In Flinn v. Jenkins, 1 Colly. R. 365, the language of the bequest was this: “ The remaining property to be equally divided between my two sons for their lives only, and then to be equally divided among their children when of age.” It was held that the children took per stirpes. And in the case of Phillips v. Garth, 3 Bro. C. C. 64, Buller, J. said : “ If it had pleased the court originally to say that next of kin should take in the same manner as under the statute, I should not have objected to it, for it seems to me they should take per stirpes.”

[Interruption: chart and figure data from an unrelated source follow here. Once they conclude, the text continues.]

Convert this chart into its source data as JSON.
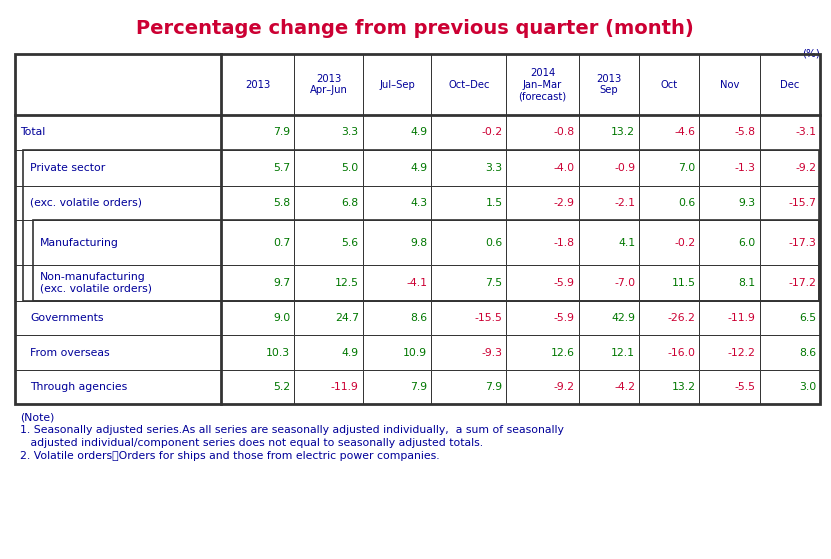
{
  "title": "Percentage change from previous quarter (month)",
  "title_color": "#cc0033",
  "title_fontsize": 14,
  "unit_label": "(%)",
  "col_headers": [
    "2013",
    "2013\nApr–Jun",
    "Jul–Sep",
    "Oct–Dec",
    "2014\nJan–Mar\n(forecast)",
    "2013\nSep",
    "Oct",
    "Nov",
    "Dec"
  ],
  "row_labels": [
    "Total",
    "Private sector",
    "(exc. volatile orders)",
    "Manufacturing",
    "Non-manufacturing\n(exc. volatile orders)",
    "Governments",
    "From overseas",
    "Through agencies"
  ],
  "data": [
    [
      "7.9",
      "3.3",
      "4.9",
      "-0.2",
      "-0.8",
      "13.2",
      "-4.6",
      "-5.8",
      "-3.1"
    ],
    [
      "5.7",
      "5.0",
      "4.9",
      "3.3",
      "-4.0",
      "-0.9",
      "7.0",
      "-1.3",
      "-9.2"
    ],
    [
      "5.8",
      "6.8",
      "4.3",
      "1.5",
      "-2.9",
      "-2.1",
      "0.6",
      "9.3",
      "-15.7"
    ],
    [
      "0.7",
      "5.6",
      "9.8",
      "0.6",
      "-1.8",
      "4.1",
      "-0.2",
      "6.0",
      "-17.3"
    ],
    [
      "9.7",
      "12.5",
      "-4.1",
      "7.5",
      "-5.9",
      "-7.0",
      "11.5",
      "8.1",
      "-17.2"
    ],
    [
      "9.0",
      "24.7",
      "8.6",
      "-15.5",
      "-5.9",
      "42.9",
      "-26.2",
      "-11.9",
      "6.5"
    ],
    [
      "10.3",
      "4.9",
      "10.9",
      "-9.3",
      "12.6",
      "12.1",
      "-16.0",
      "-12.2",
      "8.6"
    ],
    [
      "5.2",
      "-11.9",
      "7.9",
      "7.9",
      "-9.2",
      "-4.2",
      "13.2",
      "-5.5",
      "3.0"
    ]
  ],
  "negative_color": "#cc0033",
  "positive_color": "#007700",
  "label_color": "#000099",
  "header_color": "#000099",
  "background_color": "#ffffff",
  "table_border_color": "#333333",
  "note_lines": [
    "(Note)",
    "1. Seasonally adjusted series.As all series are seasonally adjusted individually,  a sum of seasonally",
    "   adjusted individual/component series does not equal to seasonally adjusted totals.",
    "2. Volatile orders：Orders for ships and those from electric power companies."
  ],
  "note_color": "#000099",
  "note_fontsize": 7.8
}
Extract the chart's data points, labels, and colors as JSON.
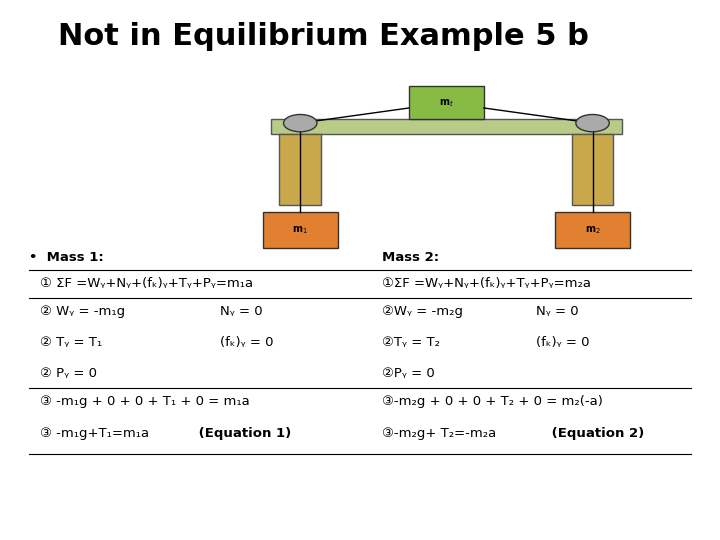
{
  "title": "Not in Equilibrium Example 5 b",
  "title_fontsize": 22,
  "bg_color": "#ffffff",
  "fs": 9.5,
  "bullet": "•",
  "circle1": "①",
  "circle2": "②",
  "circle3": "③",
  "sigma": "Σ",
  "sub_y": "ᵧ",
  "sub_k": "ₖ",
  "sub_1": "₁",
  "sub_2": "₂",
  "sub_t": "ₜ"
}
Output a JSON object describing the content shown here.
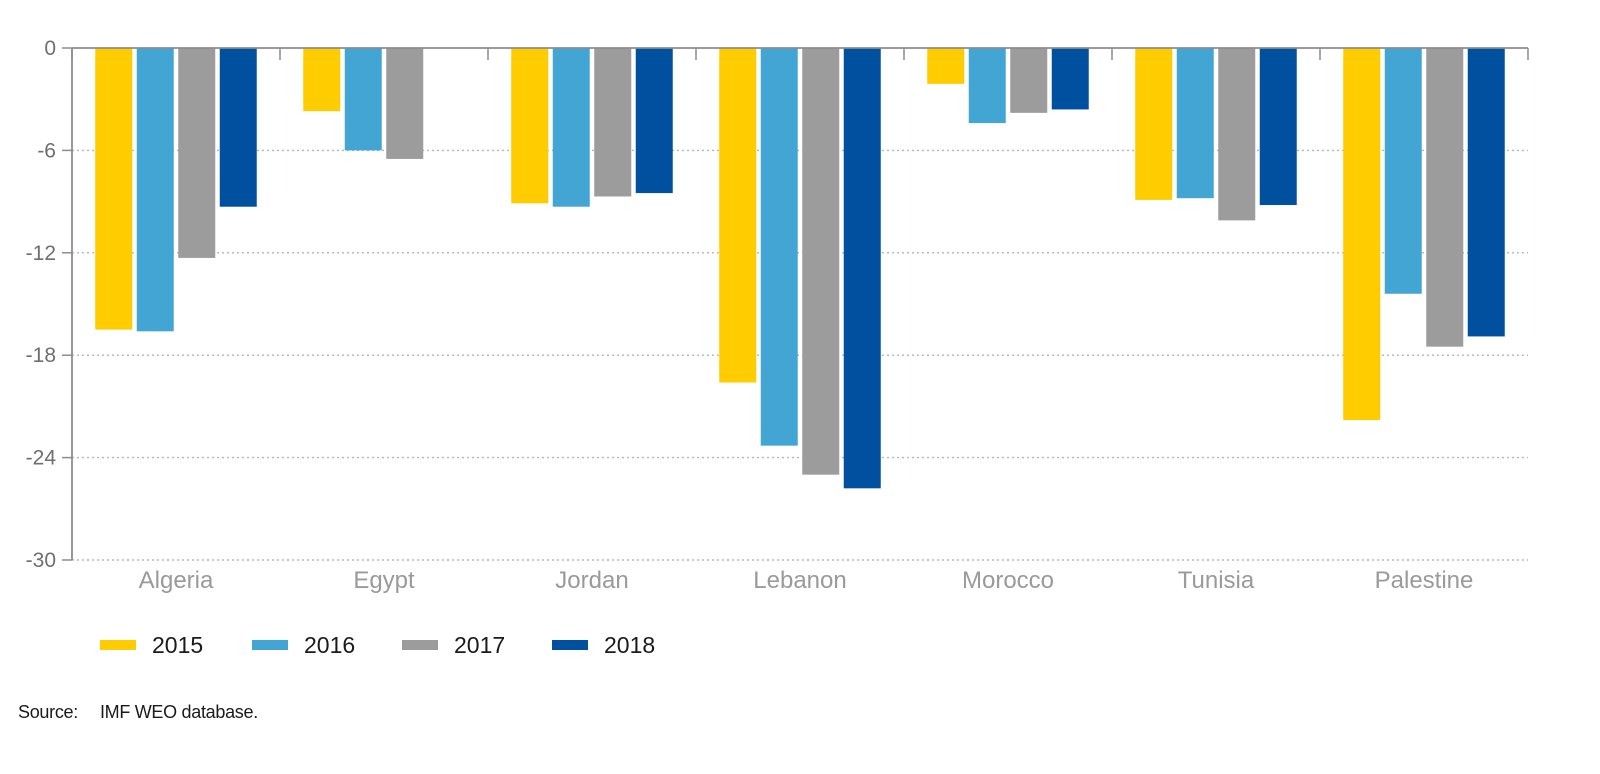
{
  "chart_data": {
    "type": "bar",
    "categories": [
      "Algeria",
      "Egypt",
      "Jordan",
      "Lebanon",
      "Morocco",
      "Tunisia",
      "Palestine"
    ],
    "series": [
      {
        "name": "2015",
        "color": "#ffcc00",
        "values": [
          -16.5,
          -3.7,
          -9.1,
          -19.6,
          -2.1,
          -8.9,
          -21.8
        ]
      },
      {
        "name": "2016",
        "color": "#42a5d3",
        "values": [
          -16.6,
          -6.0,
          -9.3,
          -23.3,
          -4.4,
          -8.8,
          -14.4
        ]
      },
      {
        "name": "2017",
        "color": "#9b9c9b",
        "values": [
          -12.3,
          -6.5,
          -8.7,
          -25.0,
          -3.8,
          -10.1,
          -17.5
        ]
      },
      {
        "name": "2018",
        "color": "#0050a0",
        "values": [
          -9.3,
          null,
          -8.5,
          -25.8,
          -3.6,
          -9.2,
          -16.9
        ]
      }
    ],
    "yticks": [
      0,
      -6,
      -12,
      -18,
      -24,
      -30
    ],
    "ylim": [
      -30,
      0
    ],
    "grid": true,
    "legend_position": "bottom-left"
  },
  "source": {
    "label": "Source:",
    "text": "IMF WEO database."
  }
}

In this commonwealth we find no authority which would conflict with the adoption of the construction which seems to us reasonable, that when the word “ heirs ” is used in a gift of personalty, it should primarily be held to refer to those who would be entitled to take under the statute of distributions, and to indicate that they should take in the same manner and in the same proportions as if it had come to them as intestate estate of the person whose “ heirs ” they are called. And in the case at bar, the addition of the words “ who may be the surviving heirs of the body” to the word “children” shows, as we think, an intention to qualify and explain the ordinary sense of the word “ children; ” that it was the meaning of the testator that *78it should thereby be made to include all the heirs of the body of Mrs. Kendall who should survive her; and that they should take in that capacity, in that right, and in the same proportions in which lineal descendants take the personal estate of an ancestor. There is nothing in the will to lead us to suppose that the testator intended to deprive one branch of his daughter’s family of any share in this legacy, because one grandchild might die before it became payable, it being wholly uncertain upon which the loss might fall. If it were understood that “ children” strictly were intended, the words “heirs of the body” add nothing to the meaning, because children are of course heirs of the body. But by construing “ children ” to mean all who should be heirs of the body, and treating' the added words as expressive of an intention that they should take as “ heirs of the body,” that is, as issue, with right of representation, effect is given to the whole language of the will.

A decree should therefore be entered that Josiah Kendall is entitled to one half of the legacy of two thousand dollars, and the children of Edwin Kendall, by right of representation, to the other half; and the costs of the litigation are to be paid from the fund.